Was macht Kofi Annan den Abschied so schwer„ Wer den scheidenden Generalsekretär der Vereinten Nationen dieser Tage bei einem öffentlichen Auftritt beobachtet, erlebt ihn mit steinerner Miene oder feucht schimmernden Augen. Auch gestern, bei der letzten Pressekonferenz seiner zehnjährigen Amtszeit, rang der 68-jährige Top-Diplomat anfangs sichtlich um Fassung, räusperte sich ein über das andere Mal und verlor erst mit der Zeit das Zucken um die Mundwinkel.

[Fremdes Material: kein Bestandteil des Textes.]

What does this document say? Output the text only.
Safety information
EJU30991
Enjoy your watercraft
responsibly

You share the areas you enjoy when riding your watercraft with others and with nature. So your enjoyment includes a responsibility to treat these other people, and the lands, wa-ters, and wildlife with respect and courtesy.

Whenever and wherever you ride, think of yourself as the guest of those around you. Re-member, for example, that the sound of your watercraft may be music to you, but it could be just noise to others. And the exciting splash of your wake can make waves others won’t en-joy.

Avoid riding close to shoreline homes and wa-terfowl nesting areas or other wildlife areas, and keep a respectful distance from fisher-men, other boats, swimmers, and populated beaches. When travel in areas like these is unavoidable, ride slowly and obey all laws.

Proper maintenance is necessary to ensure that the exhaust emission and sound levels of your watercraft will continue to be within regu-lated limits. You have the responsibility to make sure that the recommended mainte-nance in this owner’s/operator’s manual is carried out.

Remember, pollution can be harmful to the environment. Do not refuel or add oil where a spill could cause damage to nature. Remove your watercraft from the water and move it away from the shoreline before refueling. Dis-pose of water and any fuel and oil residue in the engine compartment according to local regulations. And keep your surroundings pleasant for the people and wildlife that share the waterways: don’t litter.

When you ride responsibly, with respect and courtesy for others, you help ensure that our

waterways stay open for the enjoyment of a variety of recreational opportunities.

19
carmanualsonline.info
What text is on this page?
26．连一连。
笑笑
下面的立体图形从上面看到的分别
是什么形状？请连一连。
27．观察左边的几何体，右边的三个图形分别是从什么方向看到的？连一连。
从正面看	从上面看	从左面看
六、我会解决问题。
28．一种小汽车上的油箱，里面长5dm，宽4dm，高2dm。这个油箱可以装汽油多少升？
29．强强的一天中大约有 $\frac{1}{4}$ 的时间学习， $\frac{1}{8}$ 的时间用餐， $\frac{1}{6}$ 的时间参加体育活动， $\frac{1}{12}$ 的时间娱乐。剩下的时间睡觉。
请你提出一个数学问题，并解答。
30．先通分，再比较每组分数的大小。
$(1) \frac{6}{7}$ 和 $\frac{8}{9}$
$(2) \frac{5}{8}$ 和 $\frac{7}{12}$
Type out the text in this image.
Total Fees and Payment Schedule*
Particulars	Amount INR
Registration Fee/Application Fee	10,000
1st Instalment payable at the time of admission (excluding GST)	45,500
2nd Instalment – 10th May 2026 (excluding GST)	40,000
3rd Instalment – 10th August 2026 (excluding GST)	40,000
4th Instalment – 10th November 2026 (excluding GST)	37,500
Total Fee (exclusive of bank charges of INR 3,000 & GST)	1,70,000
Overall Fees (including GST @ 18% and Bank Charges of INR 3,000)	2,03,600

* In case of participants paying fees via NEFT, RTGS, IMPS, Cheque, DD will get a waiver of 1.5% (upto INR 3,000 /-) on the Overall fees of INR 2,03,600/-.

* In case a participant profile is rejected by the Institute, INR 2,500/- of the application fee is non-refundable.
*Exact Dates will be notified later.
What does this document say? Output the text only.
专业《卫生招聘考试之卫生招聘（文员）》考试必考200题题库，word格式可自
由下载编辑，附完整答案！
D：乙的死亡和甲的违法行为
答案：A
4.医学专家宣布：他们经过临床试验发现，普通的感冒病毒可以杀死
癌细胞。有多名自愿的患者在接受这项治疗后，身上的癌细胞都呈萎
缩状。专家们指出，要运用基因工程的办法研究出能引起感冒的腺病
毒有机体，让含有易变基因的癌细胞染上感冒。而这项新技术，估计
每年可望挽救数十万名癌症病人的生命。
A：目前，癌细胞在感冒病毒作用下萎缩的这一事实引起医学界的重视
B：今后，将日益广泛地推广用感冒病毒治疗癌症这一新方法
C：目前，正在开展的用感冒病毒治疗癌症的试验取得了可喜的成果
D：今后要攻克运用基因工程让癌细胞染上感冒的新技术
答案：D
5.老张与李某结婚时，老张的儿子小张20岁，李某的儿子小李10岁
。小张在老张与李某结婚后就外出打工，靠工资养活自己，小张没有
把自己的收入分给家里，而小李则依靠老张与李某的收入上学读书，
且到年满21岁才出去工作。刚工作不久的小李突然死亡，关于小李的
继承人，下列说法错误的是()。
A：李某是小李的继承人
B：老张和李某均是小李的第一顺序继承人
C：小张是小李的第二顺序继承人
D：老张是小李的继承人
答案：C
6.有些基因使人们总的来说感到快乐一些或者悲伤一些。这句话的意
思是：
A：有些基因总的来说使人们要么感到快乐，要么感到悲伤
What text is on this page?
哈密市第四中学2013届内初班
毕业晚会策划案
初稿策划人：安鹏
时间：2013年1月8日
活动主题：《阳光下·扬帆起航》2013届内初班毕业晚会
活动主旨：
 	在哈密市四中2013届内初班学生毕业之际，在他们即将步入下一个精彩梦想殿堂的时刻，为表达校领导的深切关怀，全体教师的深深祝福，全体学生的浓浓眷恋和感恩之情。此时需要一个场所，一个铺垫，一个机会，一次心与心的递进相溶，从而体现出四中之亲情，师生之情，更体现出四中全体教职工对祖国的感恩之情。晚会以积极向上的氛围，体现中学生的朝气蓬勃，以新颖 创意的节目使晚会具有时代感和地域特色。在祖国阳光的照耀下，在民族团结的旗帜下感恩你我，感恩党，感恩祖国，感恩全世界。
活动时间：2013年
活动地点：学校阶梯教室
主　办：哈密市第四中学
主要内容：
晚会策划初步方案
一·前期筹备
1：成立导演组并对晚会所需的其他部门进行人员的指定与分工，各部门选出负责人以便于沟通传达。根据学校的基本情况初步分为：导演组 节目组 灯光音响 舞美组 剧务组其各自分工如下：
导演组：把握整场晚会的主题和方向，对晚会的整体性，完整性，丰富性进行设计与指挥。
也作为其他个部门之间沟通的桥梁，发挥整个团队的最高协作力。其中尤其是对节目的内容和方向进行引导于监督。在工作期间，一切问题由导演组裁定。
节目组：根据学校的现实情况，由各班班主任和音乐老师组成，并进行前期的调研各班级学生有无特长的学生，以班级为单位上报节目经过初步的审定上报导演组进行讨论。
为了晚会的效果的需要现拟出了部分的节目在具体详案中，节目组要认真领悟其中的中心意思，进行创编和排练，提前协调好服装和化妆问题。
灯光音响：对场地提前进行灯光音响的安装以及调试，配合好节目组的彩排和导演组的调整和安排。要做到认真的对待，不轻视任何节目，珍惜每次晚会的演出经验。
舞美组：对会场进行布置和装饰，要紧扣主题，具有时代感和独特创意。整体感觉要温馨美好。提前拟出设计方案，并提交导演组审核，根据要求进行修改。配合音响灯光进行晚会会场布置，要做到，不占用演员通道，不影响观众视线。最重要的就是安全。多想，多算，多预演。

Nachfahre eines Fante-Häuptlings
Ist es der Verlust des "erhabensten Jobs der Welt", der den charismatischen Nachfahren eines Fante-Häuptlings aus Ghana so wehmütig stimmt“ Oder die Einsicht, trotz härtester Arbeit längst nicht alle Ziele erreicht zu haben. Er werde bis zur letzten Minute darum kämpfen, in Khartum eine Lösung für Darfur durchzudrücken, versprach Annan. Auch der Libanon-Konflikt werde ihn bis zum 31. Dezember beschäftigen.
Im neuen Jahr übernimmt dann der Südkoreaner Ban ki-Moon das Steuer. "Ban wird seinen eigenen Stil entwickeln", sagte Annan mehrmals mit Bedauern. Er selbst will nach dem Abstieg vom Olymp der Weltorganisation mit seiner Frau Nane erst einmal "in den Untergrund" gehen. Wann, wo und mit welcher neuen Mission er wieder auftauchen könnte, lässt Annan offen. Nur eins steht fest: Er ist noch lange nicht am Ende.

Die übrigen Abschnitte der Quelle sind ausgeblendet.